Juga menarik ketika Indeks Pembangunan Manusia (IPM) Bali mencapai 75,69 yang berarti berada di atas rata-rata nasional sebesar 72,29.
“Sustainability”
Sambil secara positif menyikapi pertumbuhan ekonomi makro dan juga sektor lainnya, kepemimpinan dan rakyat Bali tentu tak boleh merasa puas. Kemiskinan dan pengangguran, misalnya, tetaplah dua persoalan yang harus diselesaikan. Apalagi jika mengingat bahwa angka-angka statistik di atas hanyalah representasi makro dan memiliki kemungkinan ada yang luput atau tak masuk hitungan.
Oleh karena itu, dalam sisa satu tahun masa kepemimpinan, dan lima tahun berikutnya—jika berniat dan terpilih lagi untuk periode kedua—visi pembangunan kedua pemimpin haruslah lebih jauh lagi.
Saya ingin menyebutnya sebagai sustainability, istilah populer yang dalam konteks ini saya acu untuk dua hal. Pertama, pertumbuhan ekonomi dan keberhasilan dalam sektor-sektor lain adalah modal dasar. Namun, sebagaimana umumnya pertumbuhan ekonomi dalam model yang bagaimanapun juga kapitalistik, yang
bertumpu hanya pada angka-angka makro dan sektor-sektor bermodal besar dengan para pemain besar, tak menjamin keberlanjutan yang ajeg.
Pembangunan ekonomi, oleh karena itu, harus dibuat lebih inklusif, yakni memastikan bahwa masyarakat banyak dibuat lebih berdaya lagi sehingga ikut menjadi pelaku ekonomi yang berpengaruh. Masa pandemi telah mengajarkan kita, misalnya, bahwa
usaha kecil, mikro dan menengah telah berperan besar.
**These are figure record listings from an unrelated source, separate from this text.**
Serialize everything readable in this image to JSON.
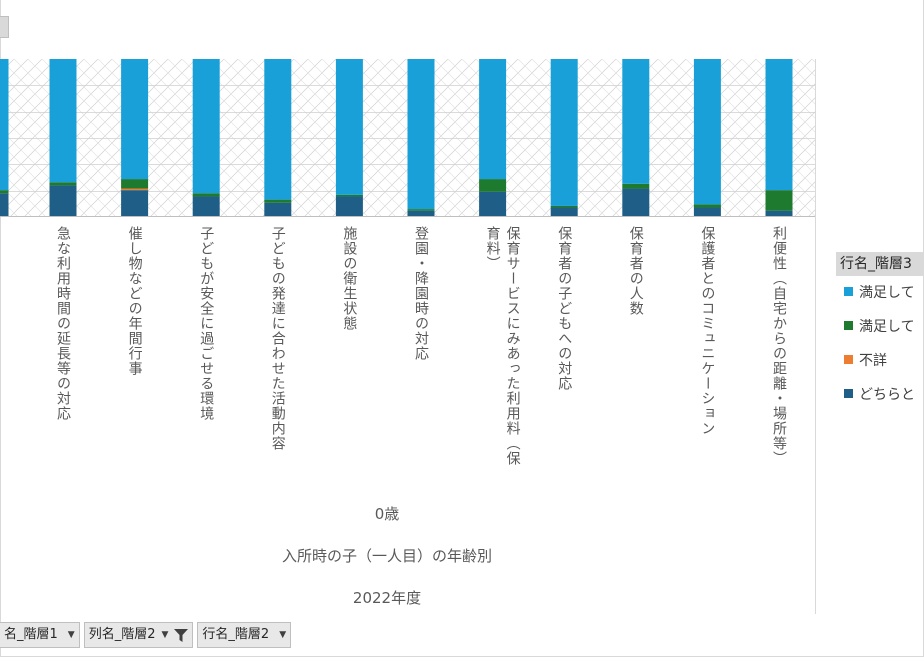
{
  "chart_data": {
    "type": "bar",
    "stacked": true,
    "grid": "hatched",
    "legend_position": "right",
    "categories": [
      "急な利用時間の延長等の対応",
      "催し物などの年間行事",
      "子どもが安全に過ごせる環境",
      "子どもの発達に合わせた活動内容",
      "施設の衛生状態",
      "登園・降園時の対応",
      "保育サービスにみあった利用料（保育料）",
      "保育者の子どもへの対応",
      "保育者の人数",
      "保護者とのコミュニケーション",
      "利便性（自宅からの距離・場所等）"
    ],
    "series": [
      {
        "name": "どちらと",
        "color": "#1f5f87",
        "values": [
          0.2,
          0.17,
          0.13,
          0.09,
          0.13,
          0.04,
          0.16,
          0.06,
          0.18,
          0.06,
          0.04
        ]
      },
      {
        "name": "不詳",
        "color": "#ed7d31",
        "values": [
          0.0,
          0.01,
          0.0,
          0.0,
          0.0,
          0.0,
          0.0,
          0.0,
          0.0,
          0.0,
          0.0
        ]
      },
      {
        "name": "満足して",
        "color": "#1e7a2e",
        "series_index": 2,
        "values": [
          0.02,
          0.06,
          0.02,
          0.02,
          0.01,
          0.01,
          0.08,
          0.01,
          0.03,
          0.02,
          0.13
        ]
      },
      {
        "name": "満足して",
        "color": "#1aa0d8",
        "series_index": 3,
        "values": [
          0.78,
          0.76,
          0.85,
          0.89,
          0.86,
          0.95,
          0.76,
          0.93,
          0.79,
          0.92,
          0.83
        ]
      }
    ],
    "ylim": [
      0,
      1
    ],
    "axis_titles": [
      "0歳",
      "入所時の子（一人目）の年齢別",
      "2022年度"
    ]
  },
  "legend": {
    "title": "行名_階層3",
    "items": [
      {
        "label": "満足して",
        "color": "#1aa0d8"
      },
      {
        "label": "満足して",
        "color": "#1e7a2e"
      },
      {
        "label": "不詳",
        "color": "#ed7d31"
      },
      {
        "label": "どちらと",
        "color": "#1f5f87"
      }
    ]
  },
  "field_buttons": [
    {
      "label": "名_階層1",
      "filtered": false
    },
    {
      "label": "列名_階層2",
      "filtered": true
    },
    {
      "label": "行名_階層2",
      "filtered": false
    }
  ]
}
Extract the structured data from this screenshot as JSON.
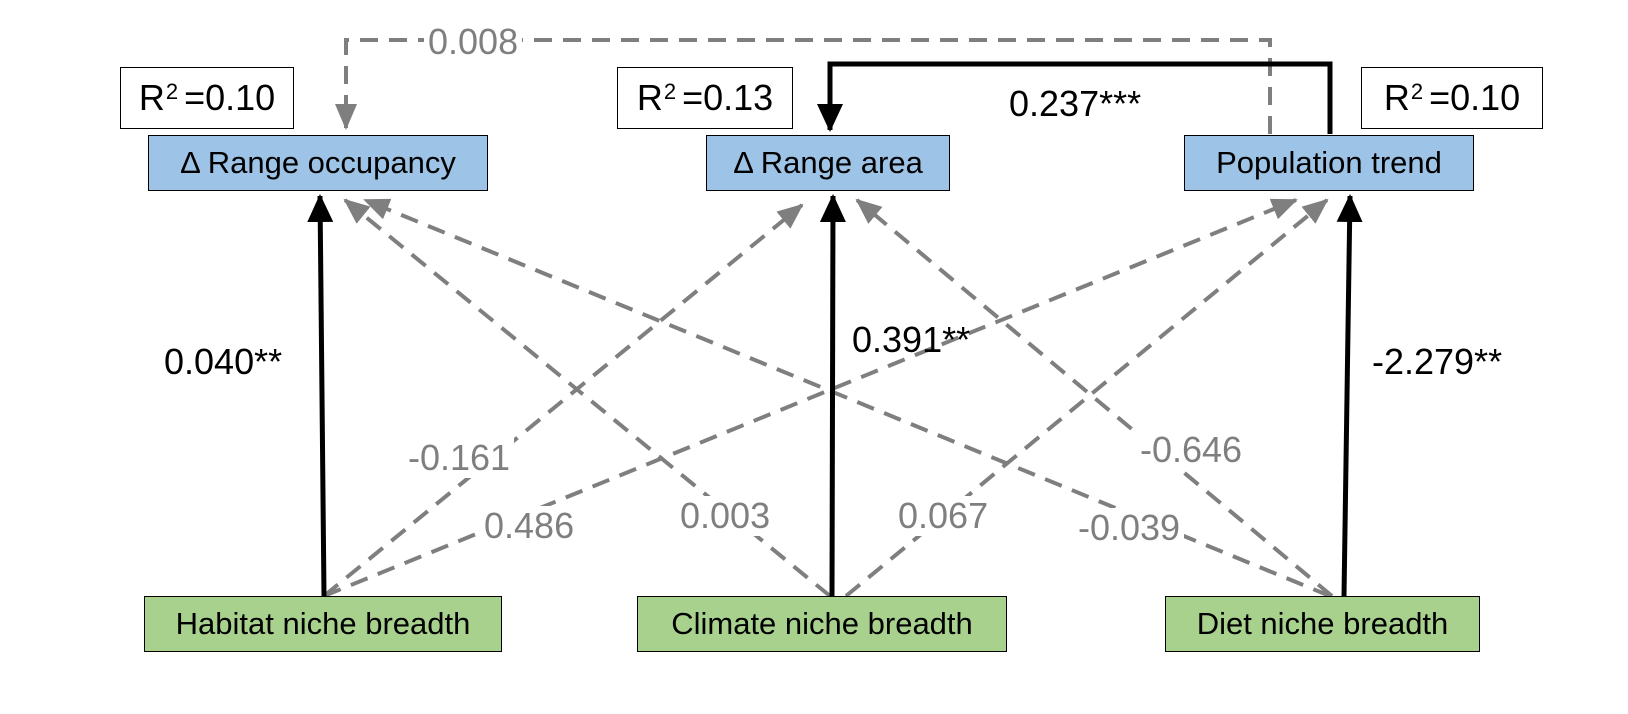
{
  "nodes": {
    "range_occupancy": {
      "label": "Δ Range occupancy",
      "r2": "0.10"
    },
    "range_area": {
      "label": "Δ Range area",
      "r2": "0.13"
    },
    "population_trend": {
      "label": "Population trend",
      "r2": "0.10"
    },
    "habitat_niche": {
      "label": "Habitat niche breadth"
    },
    "climate_niche": {
      "label": "Climate niche breadth"
    },
    "diet_niche": {
      "label": "Diet niche breadth"
    }
  },
  "r2_label": "R",
  "r2_sup": "2",
  "r2_eq": "= ",
  "paths": [
    {
      "from": "population_trend",
      "to": "range_occupancy",
      "coef": "0.008",
      "significant": false
    },
    {
      "from": "population_trend",
      "to": "range_area",
      "coef": "0.237***",
      "significant": true
    },
    {
      "from": "habitat_niche",
      "to": "range_occupancy",
      "coef": "0.040**",
      "significant": true
    },
    {
      "from": "climate_niche",
      "to": "range_area",
      "coef": "0.391**",
      "significant": true
    },
    {
      "from": "diet_niche",
      "to": "population_trend",
      "coef": "-2.279**",
      "significant": true
    },
    {
      "from": "habitat_niche",
      "to": "range_area",
      "coef": "-0.161",
      "significant": false
    },
    {
      "from": "habitat_niche",
      "to": "population_trend",
      "coef": "0.486",
      "significant": false
    },
    {
      "from": "climate_niche",
      "to": "range_occupancy",
      "coef": "0.003",
      "significant": false
    },
    {
      "from": "climate_niche",
      "to": "population_trend",
      "coef": "0.067",
      "significant": false
    },
    {
      "from": "diet_niche",
      "to": "range_area",
      "coef": "-0.646",
      "significant": false
    },
    {
      "from": "diet_niche",
      "to": "range_occupancy",
      "coef": "-0.039",
      "significant": false
    }
  ],
  "colors": {
    "response": "#9dc3e6",
    "predictor": "#a9d18e",
    "significant": "#000000",
    "nonsignificant": "#7f7f7f"
  }
}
Modal Bali dalam hal ini sudah besar, yakni peran yang telah dimainkan selama ini dalam industri pariwisata. Produk-produk dan pengelolaan tujuan wisata berasal telah melibatkan ragam kelompok masyarakat, dan bahkan secara aktif melibatkan lembaga pemerintahan desa dan sebagainya.
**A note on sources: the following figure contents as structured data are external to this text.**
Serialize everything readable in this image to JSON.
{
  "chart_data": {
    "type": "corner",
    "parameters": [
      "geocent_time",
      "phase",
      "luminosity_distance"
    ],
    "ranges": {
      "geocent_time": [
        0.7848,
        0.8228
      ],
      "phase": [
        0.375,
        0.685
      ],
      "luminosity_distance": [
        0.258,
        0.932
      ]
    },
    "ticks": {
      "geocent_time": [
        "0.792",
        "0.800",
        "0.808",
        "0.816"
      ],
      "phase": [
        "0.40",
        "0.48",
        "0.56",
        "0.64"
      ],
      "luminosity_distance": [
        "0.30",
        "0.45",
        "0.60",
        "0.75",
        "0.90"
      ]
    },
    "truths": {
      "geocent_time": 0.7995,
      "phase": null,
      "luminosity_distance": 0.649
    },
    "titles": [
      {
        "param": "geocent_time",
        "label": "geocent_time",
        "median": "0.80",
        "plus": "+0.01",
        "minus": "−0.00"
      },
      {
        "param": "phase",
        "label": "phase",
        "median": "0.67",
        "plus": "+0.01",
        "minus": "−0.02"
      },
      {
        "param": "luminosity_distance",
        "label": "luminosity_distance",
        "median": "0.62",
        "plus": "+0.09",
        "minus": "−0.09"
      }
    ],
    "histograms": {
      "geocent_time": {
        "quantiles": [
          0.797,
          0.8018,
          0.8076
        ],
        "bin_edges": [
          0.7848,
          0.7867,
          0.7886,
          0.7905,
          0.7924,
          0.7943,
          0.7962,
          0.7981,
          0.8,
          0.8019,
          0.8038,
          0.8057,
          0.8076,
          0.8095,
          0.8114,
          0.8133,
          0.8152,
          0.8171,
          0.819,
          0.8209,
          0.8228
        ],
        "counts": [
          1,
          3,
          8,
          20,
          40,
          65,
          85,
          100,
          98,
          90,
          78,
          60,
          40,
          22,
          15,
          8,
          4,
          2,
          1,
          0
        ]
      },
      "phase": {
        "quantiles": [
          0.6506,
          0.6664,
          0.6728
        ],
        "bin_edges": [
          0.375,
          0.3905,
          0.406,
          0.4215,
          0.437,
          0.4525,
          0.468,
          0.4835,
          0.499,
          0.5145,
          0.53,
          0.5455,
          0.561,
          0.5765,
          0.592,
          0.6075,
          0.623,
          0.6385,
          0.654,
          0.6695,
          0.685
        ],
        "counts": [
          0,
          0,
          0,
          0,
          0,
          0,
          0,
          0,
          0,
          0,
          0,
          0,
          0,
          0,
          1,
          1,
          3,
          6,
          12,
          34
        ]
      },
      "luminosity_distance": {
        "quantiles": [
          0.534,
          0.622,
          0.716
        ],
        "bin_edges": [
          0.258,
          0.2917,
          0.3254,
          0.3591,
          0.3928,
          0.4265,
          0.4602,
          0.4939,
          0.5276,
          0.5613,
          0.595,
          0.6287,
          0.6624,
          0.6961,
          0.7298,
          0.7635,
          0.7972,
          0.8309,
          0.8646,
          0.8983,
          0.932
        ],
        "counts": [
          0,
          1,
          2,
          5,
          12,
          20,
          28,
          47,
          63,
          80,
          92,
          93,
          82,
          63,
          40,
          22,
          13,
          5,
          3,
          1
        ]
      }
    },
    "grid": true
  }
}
Bentuk ideal yang dicita-citakan dalam pembangunan ini ini, menurut saya, harus seperti candi atau piramida, besar dan kokoh ke bawah dan mengerucut ke atas. Bukan sebaliknya, seperti piramida terbalik, yang besar di atas namun mengecil ke bawah. Bangunan ekonomi piramida akan sustainable, berkelanjutan.
Kedua, konsep sustainability dalam makna yang juga umum dikenal, yaitu pembangunan yang ramah alam. Upaya membebaskan Bali dari sampah plastik—meskipun di mana-mana kita masih menemukan sampah plastik yang berserakan, termasuk di banyak pantai—bagaimanapun juga harus diacungkan jempol.
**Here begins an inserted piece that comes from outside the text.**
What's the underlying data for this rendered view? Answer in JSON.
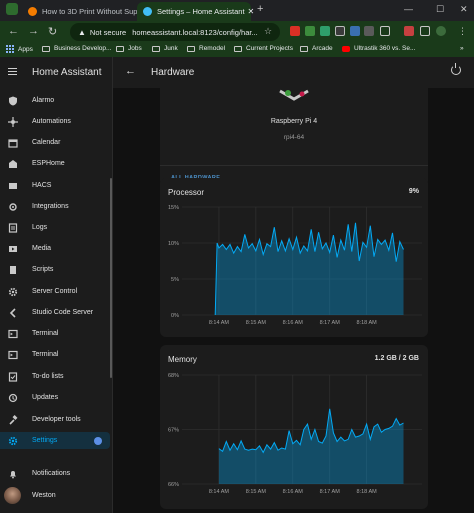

Namun pembangunan ramah alam lebih besar dari itu. Konsep Bali yang bersandar pada ajaran Hindu tentang harmoni manusia dan alam harus diterjemahkan lebih jauh dan konsisten. Misalnya, ekuilibrasi atau penyeimbangan antara bangunan—termasuk jalan raya dan lahan terbuka yang
menyumbang emisi lainnya—dengan lahan olahan dan lahan hijau, berupa hutanisasi atau penghijauan.
Sebab harmoni alam ini adalah paru-paru dalam kultur Bali, yang memungkinkan kelahiran budaya dan peradaban Bali, dan telah melahirkan daya tarik pariwisata yang berandil besar bagi nafas ekonomi Bali.
Dumogi labda karya sida sidaning don!